Ellie skimmed the text. Arizona State University students had held an on-campus vigil after a third student this semester—a freshman named Heather Bradley—was killed by a drunk driver on Apache Boulevard. A summary of the accident followed: pickup truck driven by a thirty-two-year-old carpenter who was being charged with manslaughter. A summary of the other two accidents. And then quotes from Heather’s friends and one of her professors.
She reread the penultimate paragraph of the article, the quote from the math professor: “Heather was an outstanding student and a brilliant mind. I had only recently written a letter of recommendation for her. She was very happy here close to home but was ready to leave Arizona after all. I was sorry we’d be saying good-bye to her, but I never expected it to be like this.”
And then the final paragra
ph: “After earning acceptances from New York University, Smith College, and several other prestigious schools, Bradley had accepted an offer from Stanford. She would have matriculated there as a sophomore this fall.”

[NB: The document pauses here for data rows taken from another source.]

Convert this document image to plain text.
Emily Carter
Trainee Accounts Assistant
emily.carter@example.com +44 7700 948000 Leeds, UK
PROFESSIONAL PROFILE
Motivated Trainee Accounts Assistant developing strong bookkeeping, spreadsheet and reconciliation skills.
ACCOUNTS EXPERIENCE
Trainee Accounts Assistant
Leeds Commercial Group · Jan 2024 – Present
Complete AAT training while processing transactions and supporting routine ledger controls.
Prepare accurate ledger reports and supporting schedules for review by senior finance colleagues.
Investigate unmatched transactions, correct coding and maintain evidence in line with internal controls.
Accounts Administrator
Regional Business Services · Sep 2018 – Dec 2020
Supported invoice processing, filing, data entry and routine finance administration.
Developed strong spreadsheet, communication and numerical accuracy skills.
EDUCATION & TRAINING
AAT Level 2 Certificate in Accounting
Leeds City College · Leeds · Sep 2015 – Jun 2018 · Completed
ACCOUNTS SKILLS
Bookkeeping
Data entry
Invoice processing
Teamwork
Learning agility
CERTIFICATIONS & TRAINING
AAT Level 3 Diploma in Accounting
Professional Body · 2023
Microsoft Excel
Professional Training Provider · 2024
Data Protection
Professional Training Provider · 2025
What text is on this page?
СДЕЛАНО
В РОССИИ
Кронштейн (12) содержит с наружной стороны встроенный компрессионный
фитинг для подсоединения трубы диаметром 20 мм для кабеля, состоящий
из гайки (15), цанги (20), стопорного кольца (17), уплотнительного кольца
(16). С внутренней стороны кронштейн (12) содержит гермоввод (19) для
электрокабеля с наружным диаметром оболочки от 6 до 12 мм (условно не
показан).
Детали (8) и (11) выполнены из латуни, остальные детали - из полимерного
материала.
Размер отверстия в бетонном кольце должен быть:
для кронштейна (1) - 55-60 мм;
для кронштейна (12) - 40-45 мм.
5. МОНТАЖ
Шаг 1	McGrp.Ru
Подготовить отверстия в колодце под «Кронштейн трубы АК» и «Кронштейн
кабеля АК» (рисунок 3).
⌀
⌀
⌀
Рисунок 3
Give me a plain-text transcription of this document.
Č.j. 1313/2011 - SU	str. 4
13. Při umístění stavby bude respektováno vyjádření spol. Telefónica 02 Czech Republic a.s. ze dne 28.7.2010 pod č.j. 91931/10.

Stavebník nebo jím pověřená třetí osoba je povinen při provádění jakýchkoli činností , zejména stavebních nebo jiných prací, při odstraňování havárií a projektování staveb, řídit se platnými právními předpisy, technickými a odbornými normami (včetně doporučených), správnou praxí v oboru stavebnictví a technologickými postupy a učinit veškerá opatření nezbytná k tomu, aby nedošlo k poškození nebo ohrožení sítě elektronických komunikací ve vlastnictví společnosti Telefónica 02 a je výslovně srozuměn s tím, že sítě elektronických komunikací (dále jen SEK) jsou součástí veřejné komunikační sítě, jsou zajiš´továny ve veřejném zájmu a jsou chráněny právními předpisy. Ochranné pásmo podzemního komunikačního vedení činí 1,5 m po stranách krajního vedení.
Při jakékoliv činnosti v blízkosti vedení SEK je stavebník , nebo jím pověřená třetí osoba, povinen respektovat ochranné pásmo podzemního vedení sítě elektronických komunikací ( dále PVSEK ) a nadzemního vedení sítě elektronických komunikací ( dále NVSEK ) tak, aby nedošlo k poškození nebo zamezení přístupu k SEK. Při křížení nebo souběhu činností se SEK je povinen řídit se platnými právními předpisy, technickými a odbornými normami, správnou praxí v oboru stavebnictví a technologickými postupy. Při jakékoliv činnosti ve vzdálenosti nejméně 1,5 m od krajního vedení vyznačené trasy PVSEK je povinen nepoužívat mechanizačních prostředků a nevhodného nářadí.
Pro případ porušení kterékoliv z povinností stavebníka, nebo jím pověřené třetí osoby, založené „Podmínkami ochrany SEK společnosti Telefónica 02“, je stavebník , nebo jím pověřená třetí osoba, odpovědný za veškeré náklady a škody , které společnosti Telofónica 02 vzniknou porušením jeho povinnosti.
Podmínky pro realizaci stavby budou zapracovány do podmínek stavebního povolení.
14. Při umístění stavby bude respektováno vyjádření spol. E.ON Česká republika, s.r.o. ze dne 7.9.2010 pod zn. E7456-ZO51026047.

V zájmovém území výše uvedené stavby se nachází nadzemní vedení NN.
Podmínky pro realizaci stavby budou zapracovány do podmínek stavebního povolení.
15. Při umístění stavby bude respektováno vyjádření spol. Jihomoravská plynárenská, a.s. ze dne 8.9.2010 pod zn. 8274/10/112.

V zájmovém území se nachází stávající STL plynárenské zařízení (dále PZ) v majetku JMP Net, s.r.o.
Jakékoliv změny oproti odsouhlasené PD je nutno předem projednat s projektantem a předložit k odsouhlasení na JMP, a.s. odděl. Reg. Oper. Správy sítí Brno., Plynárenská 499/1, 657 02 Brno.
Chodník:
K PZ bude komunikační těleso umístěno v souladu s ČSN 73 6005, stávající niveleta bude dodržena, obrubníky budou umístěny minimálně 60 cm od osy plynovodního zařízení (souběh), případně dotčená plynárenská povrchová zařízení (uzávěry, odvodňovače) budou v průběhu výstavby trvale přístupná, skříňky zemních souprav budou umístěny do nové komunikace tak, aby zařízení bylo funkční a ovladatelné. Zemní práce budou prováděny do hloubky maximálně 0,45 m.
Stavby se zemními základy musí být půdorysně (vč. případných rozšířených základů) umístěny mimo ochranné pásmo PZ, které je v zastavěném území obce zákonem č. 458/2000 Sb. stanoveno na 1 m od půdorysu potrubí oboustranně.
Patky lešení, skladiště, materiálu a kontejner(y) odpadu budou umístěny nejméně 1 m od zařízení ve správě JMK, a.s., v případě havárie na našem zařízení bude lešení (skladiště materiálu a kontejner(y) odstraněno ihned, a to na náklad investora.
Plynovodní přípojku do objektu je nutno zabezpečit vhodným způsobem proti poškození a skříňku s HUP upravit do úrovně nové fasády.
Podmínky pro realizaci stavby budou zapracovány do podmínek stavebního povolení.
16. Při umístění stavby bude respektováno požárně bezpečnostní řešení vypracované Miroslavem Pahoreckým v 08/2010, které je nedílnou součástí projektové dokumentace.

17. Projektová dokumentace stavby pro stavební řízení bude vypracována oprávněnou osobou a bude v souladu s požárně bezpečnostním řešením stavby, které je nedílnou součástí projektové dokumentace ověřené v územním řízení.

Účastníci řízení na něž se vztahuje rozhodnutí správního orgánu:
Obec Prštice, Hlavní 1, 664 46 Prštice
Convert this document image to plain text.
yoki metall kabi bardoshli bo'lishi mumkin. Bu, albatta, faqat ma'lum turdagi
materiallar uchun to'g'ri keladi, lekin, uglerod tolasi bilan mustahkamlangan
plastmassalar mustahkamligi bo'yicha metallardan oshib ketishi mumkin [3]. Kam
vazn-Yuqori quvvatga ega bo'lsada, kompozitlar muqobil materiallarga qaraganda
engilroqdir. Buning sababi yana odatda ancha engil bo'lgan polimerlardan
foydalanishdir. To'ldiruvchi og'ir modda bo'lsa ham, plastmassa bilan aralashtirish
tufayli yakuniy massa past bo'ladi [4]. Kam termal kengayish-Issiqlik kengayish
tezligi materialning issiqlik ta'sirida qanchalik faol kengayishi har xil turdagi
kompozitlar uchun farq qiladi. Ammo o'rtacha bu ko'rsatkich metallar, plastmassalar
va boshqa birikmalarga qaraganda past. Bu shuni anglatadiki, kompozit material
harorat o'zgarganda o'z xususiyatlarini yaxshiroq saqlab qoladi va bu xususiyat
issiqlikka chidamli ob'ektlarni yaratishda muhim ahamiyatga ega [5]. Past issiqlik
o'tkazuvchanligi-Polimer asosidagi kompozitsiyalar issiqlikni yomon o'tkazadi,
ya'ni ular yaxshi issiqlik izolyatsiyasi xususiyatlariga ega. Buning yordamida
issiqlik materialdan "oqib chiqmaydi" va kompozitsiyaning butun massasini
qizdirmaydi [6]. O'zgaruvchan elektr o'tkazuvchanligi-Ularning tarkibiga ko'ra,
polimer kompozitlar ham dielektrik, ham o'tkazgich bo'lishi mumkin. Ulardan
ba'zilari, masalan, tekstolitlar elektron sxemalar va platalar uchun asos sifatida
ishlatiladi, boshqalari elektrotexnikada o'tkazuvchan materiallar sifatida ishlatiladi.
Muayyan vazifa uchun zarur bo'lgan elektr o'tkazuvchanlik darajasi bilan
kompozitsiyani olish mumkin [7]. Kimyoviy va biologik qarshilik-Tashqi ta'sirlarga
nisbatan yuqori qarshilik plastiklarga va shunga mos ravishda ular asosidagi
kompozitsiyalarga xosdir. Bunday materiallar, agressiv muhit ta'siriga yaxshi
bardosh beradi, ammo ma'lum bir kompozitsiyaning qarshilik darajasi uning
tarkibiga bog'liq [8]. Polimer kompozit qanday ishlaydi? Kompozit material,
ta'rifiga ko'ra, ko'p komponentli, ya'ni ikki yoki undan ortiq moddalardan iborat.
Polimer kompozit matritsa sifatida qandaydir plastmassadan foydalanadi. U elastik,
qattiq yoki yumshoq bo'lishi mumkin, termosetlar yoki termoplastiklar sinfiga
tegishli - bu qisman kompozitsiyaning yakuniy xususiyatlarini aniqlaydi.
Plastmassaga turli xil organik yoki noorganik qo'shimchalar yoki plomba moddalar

Forging a college application would have been extremely complicated, requiring fake transcripts, an SAT report, and phony letters of recommendation. But Tanya Abbott did not have to forge anything. The application had already been taken care of and the acceptance letter already sent in the mail.
“She just picked up the phone and called NYU,” she said.
“Correct,” Rogan said. “Think about it. The real Heather Bradley had already made her transfer decision. The family would have contacted Stanford to notify them that Heather wasn’t coming, but there was no need to call the schools she had turned down.
“All Tanya had to do was tell NYU she changed her mind. She gives them a change of address, and Heather Bradley’s family has no idea that their dead daughter’s enrolled in school.
“I called the NYU admissions office and learned more than I ever wanted to know about some federal statute restricting their ability to release academic records, but I also got an unofficial, off-the-record confirmation that that’s what happened. And homegirl must’ve been doing some magic sex tricks in the bedroom, because I more or less confirmed that our girl wasn’t on any financial aid. The rest of it is pretty standard identity theft. Fake Maryland ID card. Managed to open a checking account from there. And she found the room in Megan Gunther’s apartment on Craig’s List without the formalities of a credit check and references.”
“You call all this the little news?”
“Yep. Here’s the kicker. Any doubts we had about Tanya being the one behind Megan’s murder and her own stabbing would appear to be resolved by this.” He used his mouse to open a new browser window, clicked on his recent history, and scrolled down to campusjuice.com. From there he navigated his way into the recesses of old postings until he found the most recent thread about Megan Gunther. A new reply had been added.